Truckload Performance in October 2021
October 2021 - Transportation Market Report
What's new in the TL Space?
- Capacity remains tight with rejection rates holding relatively steady in October.
- M&A remains very active as Hub Group acquires Choptank Transport.
- Although rates are not expected to significantly rise in Q4, we do not project any material reprieve in terms of reduced costs or improved capacity.
Dry Van: LTT & CPM
There’s no indication of a let up in terms of volume for the balance of 2021. Import volume projects will remain extremely high and domestic manufacturing is expected to remain strong. With import volumes remaining strong, we would expect capacity to remain tight and costs to continue to rise for OTR volumes near major import gateway locations. The industrial sector could theoretically slow due to raw material/input shortages, but we do not expect that to make a material difference in terms of costs and capacity.
Key Takeaway:
Volumes are not expected to drop through 2021, and most likely at least Q2 2022. Capacity will remain further constrained in major markets located near major import gateways. The vaccine mandate is gaining traction and this could further negatively impact the trucking space.
Reefer: LTT & CPM
The reefer space remains extremely tight in terms of capacity with elevated rates. The Choptank acquisition by Hub Group further continues the M&A activity we have seen across all modes of transportation. Choptank is a broker who focuses primarily in the reefer space.
Key Takeaway:
We do not expect rates or capacity to improve in the balance of 2021.
Reefer OTVI & OTRI
The Reefer LTT remains significantly elevated vs. both 2020 and 2019. There’s no end in sight in terms of loosened capacity or a regression in rates.
Key Takeaway:
We do not expect rates or capacity to improve in the balance of 2021
Flatbed: LTT, CPM and FOTRI
Flatbed utilization will continue to remain strong. Housing Starts Privately‐owned housing starts in September were at a seasonally adjusted annual rate of 1,555,000. This is 1.6 percent (±11.4 percent)* below the revised August estimate of 1,580,000, but is 7.4 percent (±13.0 percent)* above the September 2020 rate of 1,448,000. Single‐family housing starts in September were at a rate of 1,080,000; this is virtually unchanged from (±8.4 percent)* the revised August figure of 1,080,000. The September rate for units in buildings with five units or more was 467,000.
Key Takeaway:
We anticipate Flatbed costs and capacity to remain elevated and restricted for the coming months. Construction volumes should remain high (steel, lumber, equipment), the manufacturing sector continues to improve.

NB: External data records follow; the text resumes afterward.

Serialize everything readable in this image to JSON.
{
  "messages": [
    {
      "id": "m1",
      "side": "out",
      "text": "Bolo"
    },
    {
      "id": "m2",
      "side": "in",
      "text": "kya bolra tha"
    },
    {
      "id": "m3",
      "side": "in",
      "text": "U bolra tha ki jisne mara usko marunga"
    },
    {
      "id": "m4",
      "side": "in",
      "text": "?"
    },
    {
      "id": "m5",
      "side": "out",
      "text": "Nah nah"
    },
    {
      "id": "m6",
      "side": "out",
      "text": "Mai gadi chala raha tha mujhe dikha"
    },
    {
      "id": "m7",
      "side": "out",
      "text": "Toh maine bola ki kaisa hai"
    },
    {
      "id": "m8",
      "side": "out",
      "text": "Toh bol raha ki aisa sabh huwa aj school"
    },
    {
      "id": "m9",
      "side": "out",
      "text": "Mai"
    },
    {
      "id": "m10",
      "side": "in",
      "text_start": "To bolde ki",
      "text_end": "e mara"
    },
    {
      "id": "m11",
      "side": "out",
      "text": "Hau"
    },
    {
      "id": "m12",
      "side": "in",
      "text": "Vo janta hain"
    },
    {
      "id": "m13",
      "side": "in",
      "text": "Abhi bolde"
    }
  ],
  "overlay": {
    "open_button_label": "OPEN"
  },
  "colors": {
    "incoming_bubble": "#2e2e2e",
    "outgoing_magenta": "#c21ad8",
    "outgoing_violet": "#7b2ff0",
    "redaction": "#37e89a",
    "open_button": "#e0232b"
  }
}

Domestic TL Length of Haul Rejections
This measures the Rejection rate at specific lengths of haul. We saw slight regressions in rejections for all lengths of haul.
Key Takeaway
The “Tweener” lane continues to have the highest Rejection rate by category. Previously, drivers could make the 450+ mile runs in a day. Due to HOS regulations, they are no longer able to do so. Ensure you are providing more than adequate lead time, and ensure appointments are set at both the shipper and receiver.